Quels défis intérieurs devons-nous, nous imposer pour faire face à ces enjeux ? Les réponses (qui sont les défis) sont nécessairement le fait des acteurs économiques nationaux et de l’Etat. Ce dernier doit jouer un rôle majeur dans la nouvelle politique économique. Deux faiblesses, devenues structurelles, de l’économie algérienne doivent être prioritaires dans l’agenda des politiques publiques. La première faiblesse est liée au niveau de développement  industriel qui demeure faible malgré les efforts consentis au cours des dernières années ; aucune expérience de développement n’a été faite sans la forte contribution du secteur industriel et en particulier, dans notre cas,  sa composante manufacturière. La seconde, intimement liée à la première, est liée à la faible compétitivité de notre économie, soit pour faire face à la concurrence extérieure, soit pour placer nos produits à l’étranger.
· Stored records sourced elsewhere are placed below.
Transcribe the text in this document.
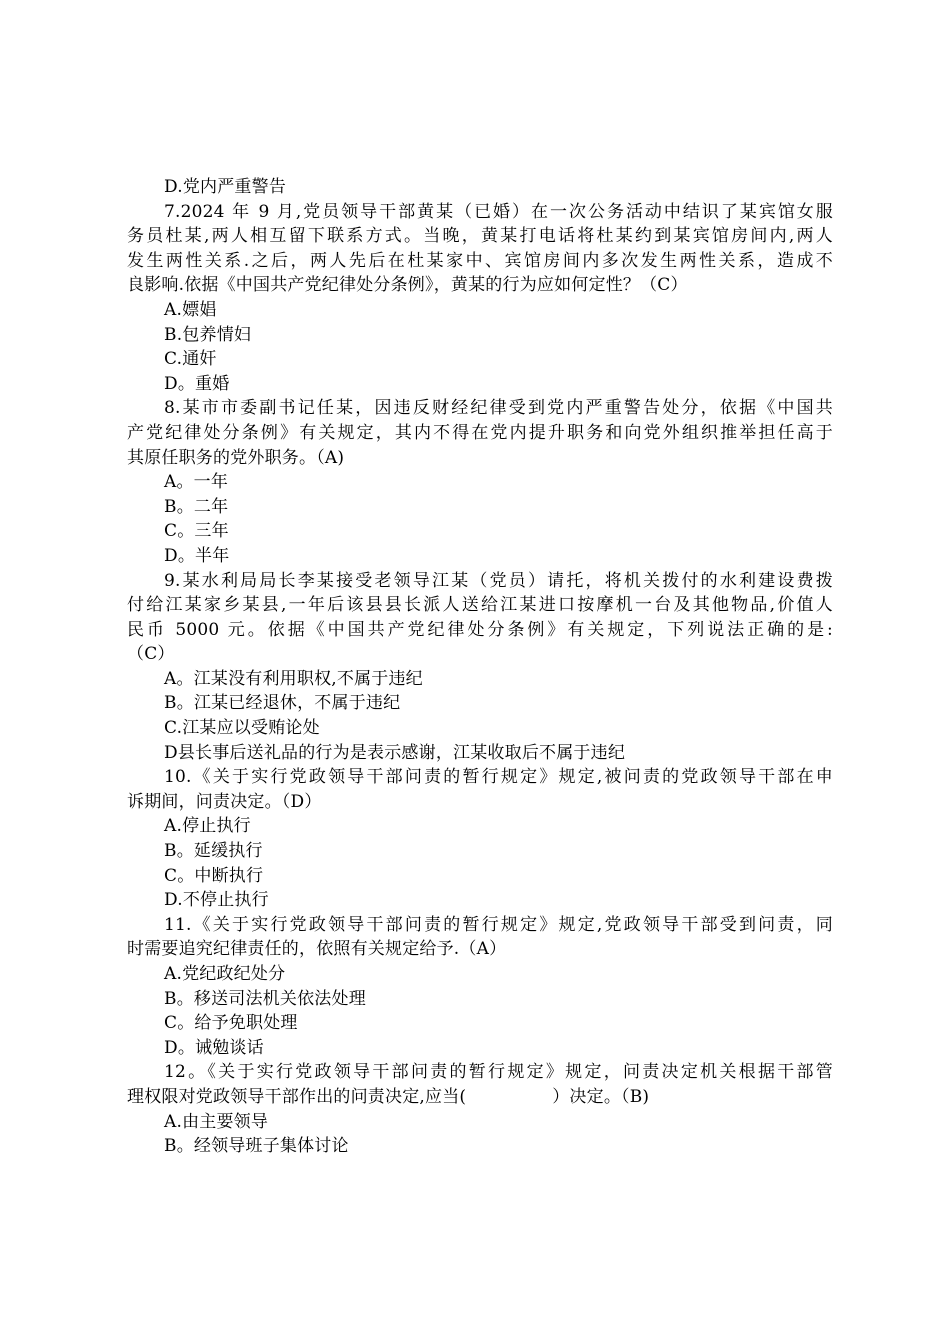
D.党内严重警告
7.2024 年 9 月,党员领导干部黄某（已婚）在一次公务活动中结识了某宾馆女服
务员杜某,两人相互留下联系方式。当晚，黄某打电话将杜某约到某宾馆房间内,两人
发生两性关系.之后，两人先后在杜某家中、宾馆房间内多次发生两性关系，造成不
良影响.依据《中国共产党纪律处分条例》，黄某的行为应如何定性？（C）
A.嫖娼
B.包养情妇
C.通奸
D。重婚
8.某市市委副书记任某，因违反财经纪律受到党内严重警告处分，依据《中国共
产党纪律处分条例》有关规定，其内不得在党内提升职务和向党外组织推举担任高于
其原任职务的党外职务。（A)
A。一年
B。二年
C。三年
D。半年
9.某水利局局长李某接受老领导江某（党员）请托，将机关拨付的水利建设费拨
付给江某家乡某县,一年后该县县长派人送给江某进口按摩机一台及其他物品,价值人
民币 5000 元。依据《中国共产党纪律处分条例》有关规定，下列说法正确的是:
（C）
A。江某没有利用职权,不属于违纪
B。江某已经退休，不属于违纪
C.江某应以受贿论处
D县长事后送礼品的行为是表示感谢，江某收取后不属于违纪
10.《关于实行党政领导干部问责的暂行规定》规定,被问责的党政领导干部在申
诉期间，问责决定。（D）
A.停止执行
B。延缓执行
C。中断执行
D.不停止执行
11.《关于实行党政领导干部问责的暂行规定》规定,党政领导干部受到问责，同
时需要追究纪律责任的，依照有关规定给予.（A）
A.党纪政纪处分
B。移送司法机关依法处理
C。给予免职处理
D。诫勉谈话
12。《关于实行党政领导干部问责的暂行规定》规定，问责决定机关根据干部管
理权限对党政领导干部作出的问责决定,应当(　　　　　）决定。（B)
A.由主要领导
B。经领导班子集体讨论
Défi 1 : La ré-industrialisation du pays : c’est une priorité absolue. Il est encore utile de rappeler que l’industrie ne représente que 5% du PIB et avec ce niveau ni exportation, ni substitution aux importations. La diversification des exportations n’a de sens que par rapport à la diversification industrielle ; quoi exporter si le système productif est incapable non seulement de produire des quantités importantes et diversifiés mais aussi d’innover et d’être compétitif. La ré-industrialisation du pays est donc un impératif de premier plan et doit s’appuyer, sans se concentrer, sur la valorisation des ressources naturelles, comme la pétrochimie, les engrais, par la valorisation du gaz naturel, les métaux rares et les matières premières en général. Le futur industriel algérien doit viser deux directions : une diversification pour une substitution aux importations et une amorce à l’exportation  et une valorisation des ressources naturelles visant la transition énergétique, la transformation numérique et la sécurité alimentaire. 
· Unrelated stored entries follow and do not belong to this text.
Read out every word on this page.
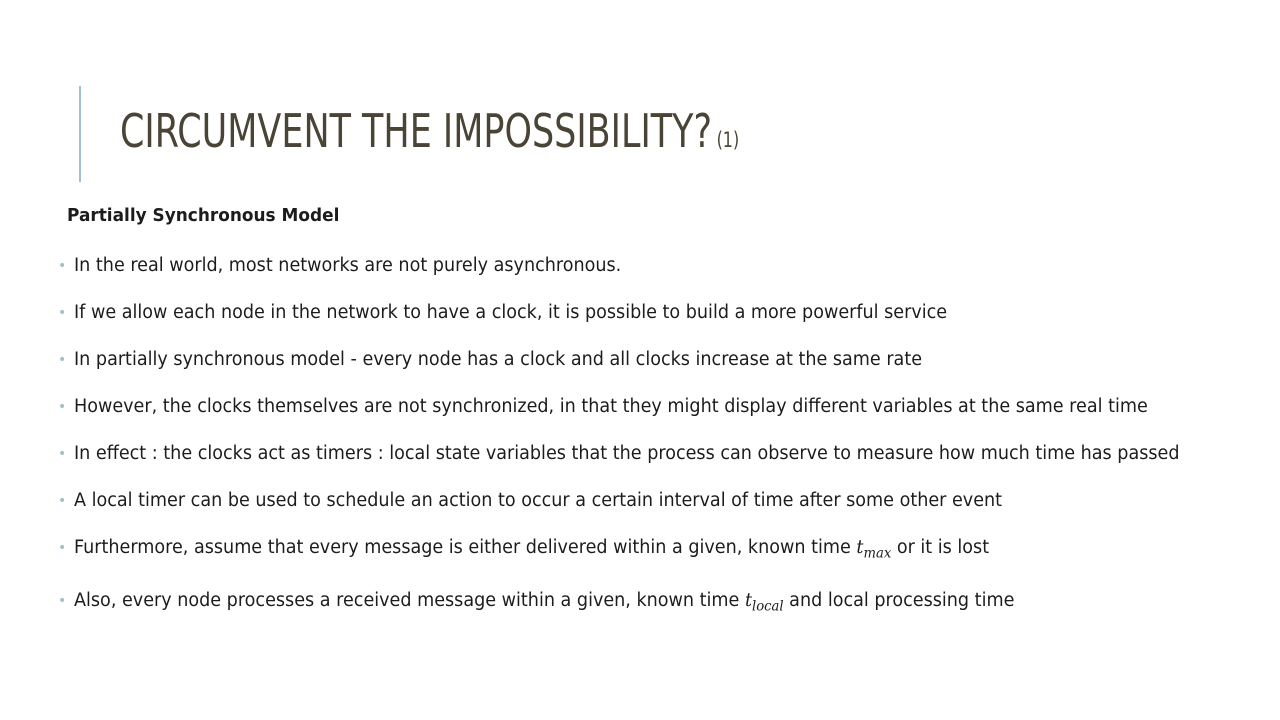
CIRCUMVENT THE IMPOSSIBILITY? (1)

Partially Synchronous Model

• In the real world, most networks are not purely asynchronous.
• If we allow each node in the network to have a clock, it is possible to build a more powerful service
• In partially synchronous model - every node has a clock and all clocks increase at the same rate
• However, the clocks themselves are not synchronized, in that they might display different variables at the same real time
• In effect : the clocks act as timers : local state variables that the process can observe to measure how much time has passed
• A local timer can be used to schedule an action to occur a certain interval of time after some other event
• Furthermore, assume that every message is either delivered within a given, known time $t_{max}$ or it is lost
• Also, every node processes a received message within a given, known time $t_{local}$ and local processing time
Défi 2 : Le défi de la sécurité alimentaire. Ici aussi il faut passer à une agriculture moderne pour gagner en rendements. Les expériences des exploitations au Grand Sud sont probantes tant par la mécanisation (on ne peut pas faire autrement) que par les rendements ; mais attention, ces résultats sont obtenus au prix de subventions massives, de défiscalisation, de gratuité des ressources naturelles (sol et eau en particulier). Or ce modèle ne peut être reproduit indéfiniment ; il arrivera le jour où ces conditions ne seront pas toutes réunies. L’agriculture au Nord ne se modernise pas suffisamment et demeure caractérisée par des rendements faibles ou moyens dans les cultures stratégiques. Des potentiels énormes existent au Nord et dans les Hauts Plateaux, il reste à traiter les problèmes liés à la sécheresse et à la dégradation des sols par des solutions scientifiques. On n’investit pas assez dans ce domaine (recherche agronomique, hydraulique, climatique…) et pourtant l’avenir est dans la recherche scientifique pour faire face aux enjeux climatiques et géopolitique  (semences, machinisme, génétique,  eau, normes …). Les succès de l’agriculture saharienne ne doivent pas nous détourner du développement de l’agriculture au Nord et dans les Hauts-Plateaux ; les potentiels sont énormes et les options de transfert de l’eau doivent être explorées et évaluées. 

Défi 3 : Le défi de l’économie numérique. Notre retard est constaté dans ce domaine. Il ne s’agit pas de la numérisation, qui est une action utile et même salutaire pour améliorer la gouvernance et surtout perfectionner le service public. L’économie numérique est plus large, car elle constitue une activité économique en soi. Au-delà des services offerts par la numérisation, l’économie numérique développe ses activités dans les entreprises, produit ses outils et ses systèmes, invente les solutions numériques, et exporte ses services.

Défi 4 : L’assainissement des finances publiques. On a tendance à considérer les déficits publics comme secondaires tant qu’ils sont internes et n’impliquent pas des rapports avec l’extérieur. Cette approche est dangereuse car par glissements annuels successifs et cumulatifs et face à une épargne limitée, le Trésor va atteindre rapidement l’épuisement de ses ressources auprès de la Banque d’Algérie, qui sera, à son tout, dans l’impossibilité de juguler l’inflation. De même les charges des intérêts seront un autre fardeau pour le budget de l’Etat ; elles viennent grever la dépense publique au détriment des autres besoins fondamentaux. L’assainissement des finances publiques est un véritable défi si l’on veut aller plus loin dans les réformes financières.

Défi 5 : la création massive des emplois décents et permanents. C’est le véritable défi de l’économie algérienne. Le chômage en général et celui des jeunes (souvent diplômés) est inquiétant et doit trouver des solutions à moyen terme. Un chômeur est une charge pour l’économie et pour la société. Il ne produit pas, il ne cotise pas au système de protection sociale ; il peut facilement basculer vers la sous qualification, la paupérisation, la délinquance, et aussi l’immigration illégale. Des politiques d’emploi très volontaristes doivent être mises en place très rapidement. C’est encore dans l’industrie et les services que la création d’emplois en grand nombre est possible. Aujourd’hui les emplois créés dans les services sont des emplois sans qualification ; le défi est de passer à des services de niveau supérieur et à forte valeur ajoutée intégrant des technologies, des savoir-faire et apportant des solutions réelles aux entreprises, aux administrations et aux particuliers ; ces services doivent bénéficier d’un soutien de l’Etat et des simplifications dans leur lancement en grand nombre.